Nicolas Henri Jeaurat de Bertry (1728-1796)
Objets de curiosité disposés sur une table surmontant une mappemonde et des instruments de musique Huile sur toile, 1770
Collection particulière
Que voit on ? Un cabinet de curiosité réduit à l'échelle d'une nature morte sous et sur une table , dans laquelle sont rassemblés des objets hétéroclites, comme des coquillages, un serpent (naturalisé) dans un bocal transparent,et le Manuel du Naturaliste, qui va avec ! des partitions de musique de Danses amusantes, de gigantesques ouvrages de cartographie (sous la table), un cor de chasse, un tison, une tabatière, des plumes à écrire... bref le parfait attirail de l'honnête homme du XVIIIe siècle, peint avec toute le soin qui fit la réputation de l'art de vivre à la française sous le règne de Louis XV.
Rappel biographique : Fils d’Edme Jeaurat, graveur du Roy, Nicolas Henry Jeaurat de Bertry a étudié avec son oncle, le peintre Etienne Jeaurat.
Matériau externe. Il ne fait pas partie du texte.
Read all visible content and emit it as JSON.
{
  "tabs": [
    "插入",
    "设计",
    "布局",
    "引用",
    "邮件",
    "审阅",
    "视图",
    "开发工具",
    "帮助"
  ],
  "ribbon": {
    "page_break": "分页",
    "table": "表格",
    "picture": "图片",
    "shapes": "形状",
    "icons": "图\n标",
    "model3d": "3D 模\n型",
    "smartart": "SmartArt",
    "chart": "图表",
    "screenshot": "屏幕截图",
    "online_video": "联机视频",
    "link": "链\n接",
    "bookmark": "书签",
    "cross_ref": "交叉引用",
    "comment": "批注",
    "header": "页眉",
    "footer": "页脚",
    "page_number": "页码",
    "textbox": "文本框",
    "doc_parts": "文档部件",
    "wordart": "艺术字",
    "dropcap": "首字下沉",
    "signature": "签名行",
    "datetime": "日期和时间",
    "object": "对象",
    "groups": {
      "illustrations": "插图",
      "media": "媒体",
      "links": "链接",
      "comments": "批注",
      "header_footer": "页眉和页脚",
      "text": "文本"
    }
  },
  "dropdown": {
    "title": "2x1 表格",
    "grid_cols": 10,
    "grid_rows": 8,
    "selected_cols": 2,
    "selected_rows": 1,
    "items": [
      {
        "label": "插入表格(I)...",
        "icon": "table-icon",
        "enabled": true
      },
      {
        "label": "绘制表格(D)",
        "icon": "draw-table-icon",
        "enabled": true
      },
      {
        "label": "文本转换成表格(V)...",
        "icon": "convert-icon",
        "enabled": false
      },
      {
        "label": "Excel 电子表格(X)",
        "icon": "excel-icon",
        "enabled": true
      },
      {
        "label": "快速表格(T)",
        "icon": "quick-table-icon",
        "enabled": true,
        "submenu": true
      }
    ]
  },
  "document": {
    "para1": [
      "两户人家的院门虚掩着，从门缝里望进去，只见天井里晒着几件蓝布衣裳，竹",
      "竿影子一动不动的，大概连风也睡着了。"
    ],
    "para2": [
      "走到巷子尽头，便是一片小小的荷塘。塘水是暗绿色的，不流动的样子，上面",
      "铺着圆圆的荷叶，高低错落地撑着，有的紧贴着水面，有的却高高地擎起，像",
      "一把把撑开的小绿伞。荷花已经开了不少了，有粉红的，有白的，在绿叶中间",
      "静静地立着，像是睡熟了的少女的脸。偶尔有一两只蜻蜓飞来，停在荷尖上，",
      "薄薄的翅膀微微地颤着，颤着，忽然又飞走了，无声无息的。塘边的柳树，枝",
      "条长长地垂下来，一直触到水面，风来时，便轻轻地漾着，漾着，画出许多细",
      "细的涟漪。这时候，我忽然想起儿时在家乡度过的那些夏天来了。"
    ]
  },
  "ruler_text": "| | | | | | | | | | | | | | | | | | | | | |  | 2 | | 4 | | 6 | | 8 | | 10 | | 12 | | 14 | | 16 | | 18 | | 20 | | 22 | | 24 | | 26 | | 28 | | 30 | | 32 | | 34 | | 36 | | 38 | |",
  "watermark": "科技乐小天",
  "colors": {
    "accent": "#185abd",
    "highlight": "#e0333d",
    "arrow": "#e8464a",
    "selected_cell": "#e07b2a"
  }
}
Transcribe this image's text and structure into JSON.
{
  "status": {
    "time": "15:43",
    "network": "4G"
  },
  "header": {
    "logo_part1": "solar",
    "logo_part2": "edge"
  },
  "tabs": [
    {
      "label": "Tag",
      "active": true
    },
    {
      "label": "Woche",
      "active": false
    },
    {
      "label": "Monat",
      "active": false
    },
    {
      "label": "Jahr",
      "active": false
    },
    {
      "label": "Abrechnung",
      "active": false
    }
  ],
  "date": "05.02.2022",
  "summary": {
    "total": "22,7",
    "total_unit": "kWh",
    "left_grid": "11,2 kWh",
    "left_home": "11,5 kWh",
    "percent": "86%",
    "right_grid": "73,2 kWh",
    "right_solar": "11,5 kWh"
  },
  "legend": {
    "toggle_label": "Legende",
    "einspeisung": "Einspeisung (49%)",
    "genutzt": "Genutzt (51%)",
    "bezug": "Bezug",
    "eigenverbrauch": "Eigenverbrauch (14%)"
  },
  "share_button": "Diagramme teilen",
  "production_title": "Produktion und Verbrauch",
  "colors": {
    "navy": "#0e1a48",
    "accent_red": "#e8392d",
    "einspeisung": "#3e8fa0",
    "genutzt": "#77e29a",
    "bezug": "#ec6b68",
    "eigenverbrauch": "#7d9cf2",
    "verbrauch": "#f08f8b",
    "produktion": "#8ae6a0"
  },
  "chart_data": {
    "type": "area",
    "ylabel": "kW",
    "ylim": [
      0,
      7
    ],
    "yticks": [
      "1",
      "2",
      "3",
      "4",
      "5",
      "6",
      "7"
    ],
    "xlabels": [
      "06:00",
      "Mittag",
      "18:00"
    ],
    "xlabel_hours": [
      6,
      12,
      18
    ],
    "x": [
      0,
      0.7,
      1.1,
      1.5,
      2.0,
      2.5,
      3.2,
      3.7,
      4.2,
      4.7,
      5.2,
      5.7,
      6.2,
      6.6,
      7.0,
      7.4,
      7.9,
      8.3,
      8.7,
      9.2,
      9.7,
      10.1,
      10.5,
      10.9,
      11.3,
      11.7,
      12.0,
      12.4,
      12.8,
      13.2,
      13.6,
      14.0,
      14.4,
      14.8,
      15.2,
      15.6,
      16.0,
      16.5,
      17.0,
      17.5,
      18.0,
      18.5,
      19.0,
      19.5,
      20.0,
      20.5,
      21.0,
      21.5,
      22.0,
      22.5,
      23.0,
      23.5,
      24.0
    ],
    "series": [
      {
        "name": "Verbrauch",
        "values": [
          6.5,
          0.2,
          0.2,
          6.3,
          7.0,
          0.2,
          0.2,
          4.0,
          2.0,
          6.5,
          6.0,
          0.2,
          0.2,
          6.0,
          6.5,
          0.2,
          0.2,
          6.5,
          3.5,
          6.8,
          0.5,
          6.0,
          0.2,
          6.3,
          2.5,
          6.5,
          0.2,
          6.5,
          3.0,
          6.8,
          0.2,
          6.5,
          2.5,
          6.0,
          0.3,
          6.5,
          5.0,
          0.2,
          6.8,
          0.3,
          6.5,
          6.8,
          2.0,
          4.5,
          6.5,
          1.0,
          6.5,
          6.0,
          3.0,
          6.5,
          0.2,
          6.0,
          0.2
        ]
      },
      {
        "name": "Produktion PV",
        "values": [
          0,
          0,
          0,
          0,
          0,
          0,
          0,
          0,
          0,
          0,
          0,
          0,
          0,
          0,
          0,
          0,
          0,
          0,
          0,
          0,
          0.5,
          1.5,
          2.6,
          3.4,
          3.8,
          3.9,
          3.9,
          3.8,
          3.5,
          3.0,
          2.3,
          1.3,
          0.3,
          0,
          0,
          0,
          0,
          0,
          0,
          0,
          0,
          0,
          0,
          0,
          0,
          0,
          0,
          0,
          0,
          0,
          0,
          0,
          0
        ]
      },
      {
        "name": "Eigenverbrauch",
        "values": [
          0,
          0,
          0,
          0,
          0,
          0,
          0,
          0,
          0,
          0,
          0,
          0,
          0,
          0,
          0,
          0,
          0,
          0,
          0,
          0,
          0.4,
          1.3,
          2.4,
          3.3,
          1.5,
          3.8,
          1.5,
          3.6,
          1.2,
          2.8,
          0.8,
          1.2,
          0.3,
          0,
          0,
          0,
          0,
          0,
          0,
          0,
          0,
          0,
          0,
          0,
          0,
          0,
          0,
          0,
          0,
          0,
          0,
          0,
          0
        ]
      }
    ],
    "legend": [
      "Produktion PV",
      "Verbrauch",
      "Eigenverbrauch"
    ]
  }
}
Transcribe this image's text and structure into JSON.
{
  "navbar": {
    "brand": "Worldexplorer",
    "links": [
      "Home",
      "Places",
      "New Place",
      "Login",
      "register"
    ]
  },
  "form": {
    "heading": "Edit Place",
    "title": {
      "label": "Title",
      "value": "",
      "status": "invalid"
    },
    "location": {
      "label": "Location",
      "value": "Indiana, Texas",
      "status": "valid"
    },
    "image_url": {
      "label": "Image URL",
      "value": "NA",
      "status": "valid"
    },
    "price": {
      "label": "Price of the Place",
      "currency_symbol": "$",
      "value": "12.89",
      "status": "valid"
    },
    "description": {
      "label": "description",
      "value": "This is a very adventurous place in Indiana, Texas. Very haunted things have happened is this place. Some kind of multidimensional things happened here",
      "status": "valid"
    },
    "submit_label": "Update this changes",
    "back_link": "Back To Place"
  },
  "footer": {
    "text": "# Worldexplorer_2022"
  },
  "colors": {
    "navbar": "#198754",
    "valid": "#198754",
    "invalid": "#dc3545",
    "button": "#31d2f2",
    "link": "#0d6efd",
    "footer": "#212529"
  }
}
Il a établi sa réputation dans la nature morte, genre où il excellait, réussissant à saisir les objets de la vie quotidienne avec un détail et une vitalité rappelant le maitre du genre, Chardin, mais pour un critique comme Théodore Lejeune : « Autant Chardin excelle dans le clair-obscur, autant Jeaurat est cru et sec. » Fait remarquable et rare, il a été à la fois nommé et reçu, par accord verbal de l’assemblée, académicien et professeur à l’Académie royale de peinture et de sculpture, le même jour, le 31 janvier 1756, avec deux natures mortes comme morceaux de réception : l’un, Ustensiles de cuisine près d’un petit fourneau en terre allumé qui rappelle l’esprit de Chardin et l’autre ses trophées militaires.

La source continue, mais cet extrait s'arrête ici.